Berio transitou entre ópera, música popular e folclore

PAUL GRIFFITHS
DO "NEW YORK TIMES

Luciano Berio foi compositor de trabalhos -que variam de música de câmara a peças orquestrais em grande escala e de óperas a canções- que combinavam imaginação inovadora e profundidade analítica.
Um notável compositor vocal e orquestral, talvez mais conhecido por seus trabalhos para voz solo, Berio ganhou fama especial durante sua residência em Nova York por reger o Juilliard Ensemble, que ele fundou.
O amor de Berio pela música o aproximou da ópera italiana (Monteverdi e Verdi), do modernismo do século 20 (Stravinsky), da música popular (Beatles, jazz), dos grandes sinfônicos do romantismo (Schubert, Brahms, Mahler) e de canções folclóricas.
Berio nasceu em uma família de músicos estabelecida na cidade de Oneglia, na costa da Ligúria. Após a Segunda Guerra, ele entrou no Conservatório de Milão, onde estudou composição com Georgio Federico Ghedini, cujo estilo neo-barroco serviu de influência.

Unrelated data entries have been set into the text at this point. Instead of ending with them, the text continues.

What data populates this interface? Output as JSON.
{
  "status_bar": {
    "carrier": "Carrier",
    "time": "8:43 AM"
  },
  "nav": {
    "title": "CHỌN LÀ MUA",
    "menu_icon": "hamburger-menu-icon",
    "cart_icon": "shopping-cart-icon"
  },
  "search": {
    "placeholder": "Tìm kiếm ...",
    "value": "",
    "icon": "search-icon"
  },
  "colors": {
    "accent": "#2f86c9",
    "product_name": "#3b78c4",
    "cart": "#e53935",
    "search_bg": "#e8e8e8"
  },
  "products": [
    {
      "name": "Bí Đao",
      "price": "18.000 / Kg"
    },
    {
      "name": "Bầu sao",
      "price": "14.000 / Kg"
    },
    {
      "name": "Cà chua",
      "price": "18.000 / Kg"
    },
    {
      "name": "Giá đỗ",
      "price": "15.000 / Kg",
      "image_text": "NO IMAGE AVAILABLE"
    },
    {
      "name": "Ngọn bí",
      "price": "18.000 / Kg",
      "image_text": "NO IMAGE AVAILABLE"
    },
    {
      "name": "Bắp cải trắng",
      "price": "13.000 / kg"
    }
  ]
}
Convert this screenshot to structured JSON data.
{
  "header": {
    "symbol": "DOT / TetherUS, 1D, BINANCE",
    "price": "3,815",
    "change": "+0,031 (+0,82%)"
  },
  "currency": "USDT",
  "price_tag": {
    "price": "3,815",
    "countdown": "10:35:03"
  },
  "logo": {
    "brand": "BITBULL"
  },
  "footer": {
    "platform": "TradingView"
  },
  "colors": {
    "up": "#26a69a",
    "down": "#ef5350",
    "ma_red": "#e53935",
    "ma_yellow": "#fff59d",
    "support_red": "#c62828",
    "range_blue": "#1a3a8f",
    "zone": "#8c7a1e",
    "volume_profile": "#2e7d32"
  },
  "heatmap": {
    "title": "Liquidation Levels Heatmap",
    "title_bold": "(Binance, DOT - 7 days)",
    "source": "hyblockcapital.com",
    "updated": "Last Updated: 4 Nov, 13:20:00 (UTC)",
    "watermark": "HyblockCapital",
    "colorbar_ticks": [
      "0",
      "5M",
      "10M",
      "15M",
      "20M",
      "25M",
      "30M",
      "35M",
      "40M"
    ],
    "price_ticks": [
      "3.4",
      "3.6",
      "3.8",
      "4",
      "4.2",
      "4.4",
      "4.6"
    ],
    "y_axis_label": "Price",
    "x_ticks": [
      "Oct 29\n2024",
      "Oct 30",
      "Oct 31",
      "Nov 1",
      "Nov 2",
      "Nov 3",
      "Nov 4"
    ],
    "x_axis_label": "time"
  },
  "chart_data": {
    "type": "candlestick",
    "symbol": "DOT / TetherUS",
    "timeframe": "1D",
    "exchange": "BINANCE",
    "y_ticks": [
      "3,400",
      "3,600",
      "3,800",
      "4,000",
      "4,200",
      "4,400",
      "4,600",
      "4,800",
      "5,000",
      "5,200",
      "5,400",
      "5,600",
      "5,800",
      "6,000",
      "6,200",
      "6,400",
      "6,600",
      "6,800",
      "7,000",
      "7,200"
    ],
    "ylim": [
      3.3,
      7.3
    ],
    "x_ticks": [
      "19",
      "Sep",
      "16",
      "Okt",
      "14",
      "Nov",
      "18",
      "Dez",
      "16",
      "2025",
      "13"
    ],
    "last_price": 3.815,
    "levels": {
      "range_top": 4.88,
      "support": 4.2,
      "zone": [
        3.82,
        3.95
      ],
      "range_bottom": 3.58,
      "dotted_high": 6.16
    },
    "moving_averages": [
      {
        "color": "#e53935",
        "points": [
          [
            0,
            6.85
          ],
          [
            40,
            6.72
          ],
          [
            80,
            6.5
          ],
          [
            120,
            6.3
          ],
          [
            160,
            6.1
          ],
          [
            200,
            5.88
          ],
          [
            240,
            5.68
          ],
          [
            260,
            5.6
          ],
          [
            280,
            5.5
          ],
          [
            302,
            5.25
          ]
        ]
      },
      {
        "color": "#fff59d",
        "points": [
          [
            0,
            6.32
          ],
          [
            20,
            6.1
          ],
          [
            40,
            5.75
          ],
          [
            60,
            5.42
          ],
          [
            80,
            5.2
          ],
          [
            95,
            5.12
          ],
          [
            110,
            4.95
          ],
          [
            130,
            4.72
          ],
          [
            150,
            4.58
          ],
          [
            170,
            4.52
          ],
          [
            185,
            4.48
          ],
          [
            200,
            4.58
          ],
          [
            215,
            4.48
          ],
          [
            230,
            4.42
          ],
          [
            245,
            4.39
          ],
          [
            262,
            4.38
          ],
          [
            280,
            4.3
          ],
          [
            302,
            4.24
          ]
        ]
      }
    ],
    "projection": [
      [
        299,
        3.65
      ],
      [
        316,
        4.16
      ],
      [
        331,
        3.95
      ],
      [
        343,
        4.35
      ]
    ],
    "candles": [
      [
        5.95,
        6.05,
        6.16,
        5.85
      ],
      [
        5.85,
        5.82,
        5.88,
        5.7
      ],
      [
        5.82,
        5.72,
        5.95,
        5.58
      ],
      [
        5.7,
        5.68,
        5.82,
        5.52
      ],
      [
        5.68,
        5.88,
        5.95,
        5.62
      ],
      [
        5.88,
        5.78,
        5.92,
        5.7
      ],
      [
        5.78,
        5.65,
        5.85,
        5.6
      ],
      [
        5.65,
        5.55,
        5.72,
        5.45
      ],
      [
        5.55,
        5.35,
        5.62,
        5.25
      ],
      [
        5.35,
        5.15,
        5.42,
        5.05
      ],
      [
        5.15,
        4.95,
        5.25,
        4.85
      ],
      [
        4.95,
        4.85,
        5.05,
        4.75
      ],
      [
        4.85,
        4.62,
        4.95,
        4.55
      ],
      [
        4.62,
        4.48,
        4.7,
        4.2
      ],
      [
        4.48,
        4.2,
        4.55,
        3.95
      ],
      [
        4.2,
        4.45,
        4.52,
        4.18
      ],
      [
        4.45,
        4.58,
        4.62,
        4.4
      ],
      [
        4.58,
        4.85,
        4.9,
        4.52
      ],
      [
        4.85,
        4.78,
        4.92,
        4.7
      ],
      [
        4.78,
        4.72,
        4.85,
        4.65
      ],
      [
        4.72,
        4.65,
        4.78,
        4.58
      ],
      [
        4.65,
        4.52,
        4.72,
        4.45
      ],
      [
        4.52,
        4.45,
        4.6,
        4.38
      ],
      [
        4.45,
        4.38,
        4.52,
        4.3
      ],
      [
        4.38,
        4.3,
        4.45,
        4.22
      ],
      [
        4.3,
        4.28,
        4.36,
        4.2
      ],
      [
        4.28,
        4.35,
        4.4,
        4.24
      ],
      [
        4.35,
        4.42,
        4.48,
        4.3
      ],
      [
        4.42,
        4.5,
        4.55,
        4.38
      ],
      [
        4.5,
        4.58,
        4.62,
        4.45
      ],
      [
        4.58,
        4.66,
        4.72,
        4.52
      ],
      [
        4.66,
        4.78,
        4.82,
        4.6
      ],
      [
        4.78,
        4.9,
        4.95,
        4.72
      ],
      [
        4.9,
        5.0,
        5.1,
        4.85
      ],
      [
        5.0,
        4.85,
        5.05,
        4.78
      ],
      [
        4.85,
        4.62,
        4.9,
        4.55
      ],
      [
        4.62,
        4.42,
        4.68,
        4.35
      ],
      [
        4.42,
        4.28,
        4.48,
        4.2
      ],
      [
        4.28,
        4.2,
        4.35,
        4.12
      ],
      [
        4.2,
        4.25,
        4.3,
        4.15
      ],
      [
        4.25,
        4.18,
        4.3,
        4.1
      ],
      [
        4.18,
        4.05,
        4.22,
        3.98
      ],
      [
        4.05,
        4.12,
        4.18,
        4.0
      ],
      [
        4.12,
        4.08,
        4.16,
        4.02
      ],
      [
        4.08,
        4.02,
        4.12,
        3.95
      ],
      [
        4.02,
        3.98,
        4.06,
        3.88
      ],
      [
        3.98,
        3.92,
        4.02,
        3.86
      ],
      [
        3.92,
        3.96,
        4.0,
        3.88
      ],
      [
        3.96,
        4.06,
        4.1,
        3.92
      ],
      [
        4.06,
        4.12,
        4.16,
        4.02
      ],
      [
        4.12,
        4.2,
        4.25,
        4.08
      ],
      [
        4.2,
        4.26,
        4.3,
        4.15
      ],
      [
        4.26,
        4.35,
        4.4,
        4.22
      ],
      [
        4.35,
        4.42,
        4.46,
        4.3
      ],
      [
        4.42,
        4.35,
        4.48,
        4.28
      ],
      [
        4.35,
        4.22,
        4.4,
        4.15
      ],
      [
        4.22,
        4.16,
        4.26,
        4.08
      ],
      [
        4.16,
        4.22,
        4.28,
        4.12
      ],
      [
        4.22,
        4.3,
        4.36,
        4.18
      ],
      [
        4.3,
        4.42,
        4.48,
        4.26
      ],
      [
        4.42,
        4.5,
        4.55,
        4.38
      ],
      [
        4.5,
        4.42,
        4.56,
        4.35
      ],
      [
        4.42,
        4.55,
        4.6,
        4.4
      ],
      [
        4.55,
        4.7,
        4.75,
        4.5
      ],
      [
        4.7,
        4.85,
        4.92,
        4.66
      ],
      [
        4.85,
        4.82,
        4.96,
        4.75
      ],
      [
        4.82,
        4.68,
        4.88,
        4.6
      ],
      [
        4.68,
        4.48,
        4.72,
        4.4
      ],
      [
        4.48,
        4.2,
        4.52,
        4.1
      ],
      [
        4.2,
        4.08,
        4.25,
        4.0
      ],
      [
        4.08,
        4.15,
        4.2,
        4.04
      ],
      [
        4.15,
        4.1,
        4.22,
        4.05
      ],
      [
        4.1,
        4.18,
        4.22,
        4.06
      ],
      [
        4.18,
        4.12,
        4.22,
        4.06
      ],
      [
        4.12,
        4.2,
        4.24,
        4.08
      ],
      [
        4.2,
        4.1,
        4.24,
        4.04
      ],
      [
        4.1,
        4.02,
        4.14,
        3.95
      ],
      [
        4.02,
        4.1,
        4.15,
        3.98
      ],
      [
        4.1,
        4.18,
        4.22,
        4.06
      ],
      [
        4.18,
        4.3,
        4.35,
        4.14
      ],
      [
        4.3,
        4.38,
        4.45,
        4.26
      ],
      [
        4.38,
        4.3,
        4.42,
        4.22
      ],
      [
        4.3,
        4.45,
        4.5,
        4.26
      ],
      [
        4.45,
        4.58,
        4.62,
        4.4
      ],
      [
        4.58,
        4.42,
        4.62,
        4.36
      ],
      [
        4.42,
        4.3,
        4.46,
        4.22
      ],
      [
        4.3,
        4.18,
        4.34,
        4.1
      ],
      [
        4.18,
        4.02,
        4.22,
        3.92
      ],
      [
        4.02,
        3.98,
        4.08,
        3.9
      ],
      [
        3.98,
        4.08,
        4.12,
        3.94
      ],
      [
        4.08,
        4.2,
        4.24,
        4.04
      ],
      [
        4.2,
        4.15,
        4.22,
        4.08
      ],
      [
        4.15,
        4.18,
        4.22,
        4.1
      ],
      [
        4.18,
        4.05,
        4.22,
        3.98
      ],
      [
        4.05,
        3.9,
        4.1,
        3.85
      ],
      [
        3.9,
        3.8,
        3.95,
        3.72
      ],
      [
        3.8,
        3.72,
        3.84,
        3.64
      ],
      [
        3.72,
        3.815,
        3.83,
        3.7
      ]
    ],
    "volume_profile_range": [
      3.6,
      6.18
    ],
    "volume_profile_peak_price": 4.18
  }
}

Entre seus colegas de conservatório estava a soprano norte-americana Cathy Berberian, com quem se casou em 1950 e na companhia da qual visitou os EUA, onde conheceu Luigi Dallapiccola, em Tanglewood, e a cena da música eletrônica experimental de Nova York. Sob essas influências, se tornou um modernista com composições como "Música de Câmara" (1953). Um encontro com o italiano Bruno Maderna o levou à escola Darmstadt, o ponto de encontro para a vanguarda européia, na Alemanha. Berio produziu notáveis concepções, como "Tempi Concertati".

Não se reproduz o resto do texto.